Bug 1542119 (CVE-2018-6551)

Summary: CVE-2018-6551 glibc: integer overflow in malloc functions
Product: [Other] Security Response Reporter: Laura Pardo <lpardo>
Component: vulnerabilityAssignee: Red Hat Product Security <security-response-team>
Status: CLOSED NOTABUG QA Contact:
Severity: medium Docs Contact:
Priority: medium    
Version: unspecifiedCC: aoliva, arjun.is, ashankar, codonell, dj, fweimer, glibc-bugzilla, law, mfabian, mnewsome, pfrankli, siddhesh
Target Milestone: ---Keywords: Security
Target Release: ---   
Hardware: All   
OS: Linux   
Whiteboard:
Fixed In Version: glibc 2.27 Doc Type: If docs needed, set a value
Doc Text:
Story Points: ---
Clone Of: Environment:
Last Closed: 2018-02-22 14:56:48 UTC Type: ---
Regression: --- Mount Type: ---
Documentation: --- CRM:
Verified Versions: Category: ---
oVirt Team: --- RHEL 7.3 requirements from Atomic Host:
Cloudforms Team: --- Target Upstream Version:
Embargoed:
Bug Depends On: 1548031, 1548035, 1548036    
Bug Blocks: 1542106    

Description Laura Pardo 2018-02-05 15:41:32 UTC 
A flaw was found in glibc. In 2.24, MALLOC_ALIGNMENT was increased on ppc, which led to an integer overflow in _int_malloc.
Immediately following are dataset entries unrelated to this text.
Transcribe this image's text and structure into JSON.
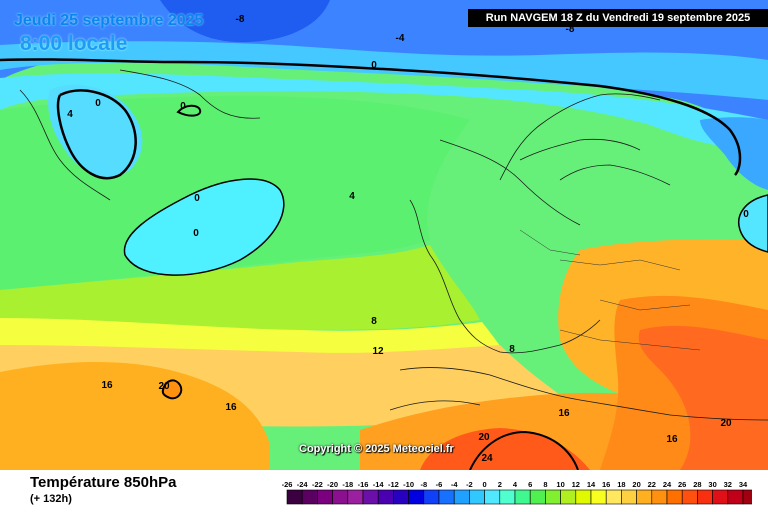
{
  "header": {
    "date": "Jeudi 25 septembre 2025",
    "time": "8:00 locale",
    "run": "Run NAVGEM 18 Z du Vendredi 19 septembre 2025"
  },
  "copyright": "Copyright © 2025 Meteociel.fr",
  "parameter": {
    "title": "Température 850hPa",
    "subtitle": "(+ 132h)"
  },
  "contour_labels": [
    "-8",
    "-4",
    "-8",
    "0",
    "0",
    "0",
    "4",
    "0",
    "0",
    "0",
    "4",
    "8",
    "12",
    "8",
    "16",
    "20",
    "16",
    "16",
    "20",
    "24",
    "20",
    "16"
  ],
  "scale": {
    "values": [
      "-26",
      "-24",
      "-22",
      "-20",
      "-18",
      "-16",
      "-14",
      "-12",
      "-10",
      "-8",
      "-6",
      "-4",
      "-2",
      "0",
      "2",
      "4",
      "6",
      "8",
      "10",
      "12",
      "14",
      "16",
      "18",
      "20",
      "22",
      "24",
      "26",
      "28",
      "30",
      "32",
      "34"
    ],
    "colors": [
      "#3a0040",
      "#5a0060",
      "#7a0080",
      "#8a1090",
      "#9a20a0",
      "#6a10a8",
      "#4a00b0",
      "#2800c0",
      "#0000e0",
      "#1040f8",
      "#1870ff",
      "#20a0ff",
      "#30c8ff",
      "#50e8ff",
      "#50ffd0",
      "#40f890",
      "#50f050",
      "#80f030",
      "#b0f020",
      "#e0f800",
      "#f8ff20",
      "#ffe860",
      "#fcd040",
      "#ffb020",
      "#ff9010",
      "#ff7000",
      "#ff5010",
      "#f83010",
      "#e01018",
      "#c00018",
      "#a00010"
    ]
  },
  "colors": {
    "cold_blue": "#1f70ff",
    "cyan": "#45e8ff",
    "green": "#55f055",
    "yellow": "#fff07a",
    "orange": "#ff9a18",
    "red": "#ff4a1a"
  }
}
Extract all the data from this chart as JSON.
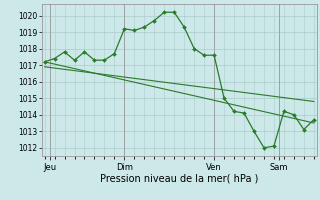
{
  "bg_color": "#cce8e8",
  "grid_color": "#aacccc",
  "line_color": "#2a7a2a",
  "ylabel_ticks": [
    1012,
    1013,
    1014,
    1015,
    1016,
    1017,
    1018,
    1019,
    1020
  ],
  "ylim": [
    1011.5,
    1020.7
  ],
  "xlabel": "Pression niveau de la mer( hPa )",
  "day_labels": [
    "Jeu",
    "Dim",
    "Ven",
    "Sam"
  ],
  "day_positions": [
    0.5,
    8,
    17,
    23.5
  ],
  "vline_positions": [
    0.5,
    8,
    17,
    23.5
  ],
  "series1_x": [
    0,
    1,
    2,
    3,
    4,
    5,
    6,
    7,
    8,
    9,
    10,
    11,
    12,
    13,
    14,
    15,
    16,
    17,
    18,
    19,
    20,
    21,
    22,
    23,
    24,
    25,
    26,
    27
  ],
  "series1_y": [
    1017.2,
    1017.4,
    1017.8,
    1017.3,
    1017.8,
    1017.3,
    1017.3,
    1017.7,
    1019.2,
    1019.1,
    1019.3,
    1019.7,
    1020.2,
    1020.2,
    1019.3,
    1018.0,
    1017.6,
    1017.6,
    1015.0,
    1014.2,
    1014.1,
    1013.0,
    1012.0,
    1012.1,
    1014.2,
    1014.0,
    1013.1,
    1013.7
  ],
  "series2_x": [
    0,
    27
  ],
  "series2_y": [
    1017.2,
    1013.5
  ],
  "series3_x": [
    0,
    27
  ],
  "series3_y": [
    1016.9,
    1014.8
  ],
  "xlim": [
    -0.3,
    27.3
  ]
}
In 2.26, MALLOC_ALIGNMENT was increased on i386 as well, causing the same integer overflow to occur on i386 also. These overflows affect malloc as well as aligned memory allocation functions in cases where the requested alignment is small enough to internally use _int_malloc.


References:
https://sourceware.org/bugzilla/show_bug.cgi?id=22774

Patch:
https://sourceware.org/git/?p=glibc.git;a=commit;h=8e448310d74b283c5cd02b9ed7fb997b47bf9b22
Comment 7 Pedro YĆ³ssis Silva Barbosa 2018-02-22 15:21:01 UTC 
Statement:

This issue did not affect the versions of glibc and compat-glibc as shipped with Red Hat Enterprise Linux 5, 6, and 7.